[CMake] How to generate a source file with unpredictable dependency
Alexander Neundorf
a.neundorf-work at gmx.net
Tue May 13 17:31:37 EDT 2008
On Tuesday 13 May 2008, jlh wrote:
> Hello list!
>
> I just switched to cmake from another build system, so I'm still
> very new to cmake. I'm using git for source control and want my
> executable to include the commit ID. CVS and Subversion can do
> this with keyword substitution, but that is considered a no-no in
> the git world. Git teaches that this is a task to be done by your
> build system and not by your source control software. I agree
> with this and doing it their way proved to be a lot more flexible
> than keywords anyway (in a different project, where I wrote
> Makefiles manually). However, I have troubles getting this done
> with cmake.
>
> I want a file version.cpp (containing commit ID, time stamps and
> other info) to be automatically generated by a script called
> makeversion, which shall be run any time the main target gets
> build. makeversion will update version.cpp if required, but not
> touch it if the content doesn't change. I have tried this:
>
> ADD_CUSTOM_COMMAND(OUTPUT version.cpp COMMAND ./makeversion
> COMMENT "Checking version.cpp" VERBATIM)
> SET_SOURCE_FILES_PROPERTIES(version.cpp PROPERTIES GENERATED TRUE)
>
> The problem is that version.cpp has no dependencies and thus gets
> generated once and then will never be considered outdated as long
> as it exists. I want the command to be run every time, because
> ./makeversion might want to update version.cpp based on
> unpredictable (from cmake's point of view) facts, for example the
> current date. There's no meaningful file I could add with DEPENDS
> to above command.
>
> Then there's ADD_CUSTOM_TARGET(), which does just what I want: Its
> target is considered to always be out of date, so that the command
> is always run.

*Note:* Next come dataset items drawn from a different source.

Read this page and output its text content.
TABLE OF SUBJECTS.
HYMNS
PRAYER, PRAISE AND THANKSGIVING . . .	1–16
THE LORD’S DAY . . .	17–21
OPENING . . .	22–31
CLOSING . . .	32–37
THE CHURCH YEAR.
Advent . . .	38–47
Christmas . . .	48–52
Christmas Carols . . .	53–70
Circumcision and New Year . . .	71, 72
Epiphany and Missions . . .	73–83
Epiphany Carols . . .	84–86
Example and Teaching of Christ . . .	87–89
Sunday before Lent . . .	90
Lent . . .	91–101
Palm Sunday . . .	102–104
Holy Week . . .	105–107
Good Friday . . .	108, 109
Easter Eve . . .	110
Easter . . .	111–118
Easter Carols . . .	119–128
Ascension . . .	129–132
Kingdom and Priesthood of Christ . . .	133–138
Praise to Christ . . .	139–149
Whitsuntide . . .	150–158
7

But conceptually, this feels wrong to me, because
> it's meant for targets and version.cpp is not a target, it's a
> generated dependency. But I tried anyway:
>
> ADD_CUSTOM_TARGET(version.cpp ./makeversion
> COMMENT "Checking version.cpp" VERBATIM)
> SET_SOURCE_FILES_PROPERTIES(version.cpp PROPERTIES GENERATED TRUE)
>
> This worked like a charm for a while! makeversion gets executed
> every time and version.cpp is recompiled whenever its content
> changed. But then I found out that this fails to work when
> version.cpp doesn't exist yet at all. It fails like this:
>
> make[2]: *** No rule to make target `version.cpp', needed by
> `CMakeFiles/project.dir/depend.make.mark'. Stop.
>
> Since version.cpp is now a target, running "make version.cpp" does
> what it's supposed to. While working as a target, it fails to
> work as a dependency.
>
> So how would I make this work? I'm using cmake 2.4.8 on linux.
ADD_CUSTOM_TARGET(make_version_target ${CMAKE_CURRENT_SOURCE_DIR}/makeversion
COMMENT "Checking version.cpp" VERBATIM)
SET_SOURCE_FILES_PROPERTIES(version.cpp PROPERTIES GENERATED TRUE)
create your target...
ADD_EXECUTABLE(foo main.cpp version.cpp)
ADD_DEPENDENCIES(foo make_version_target)
Now make_version_target is a target which your executable explicitely depends
on and will always be built before the executable (ok, I didn't test).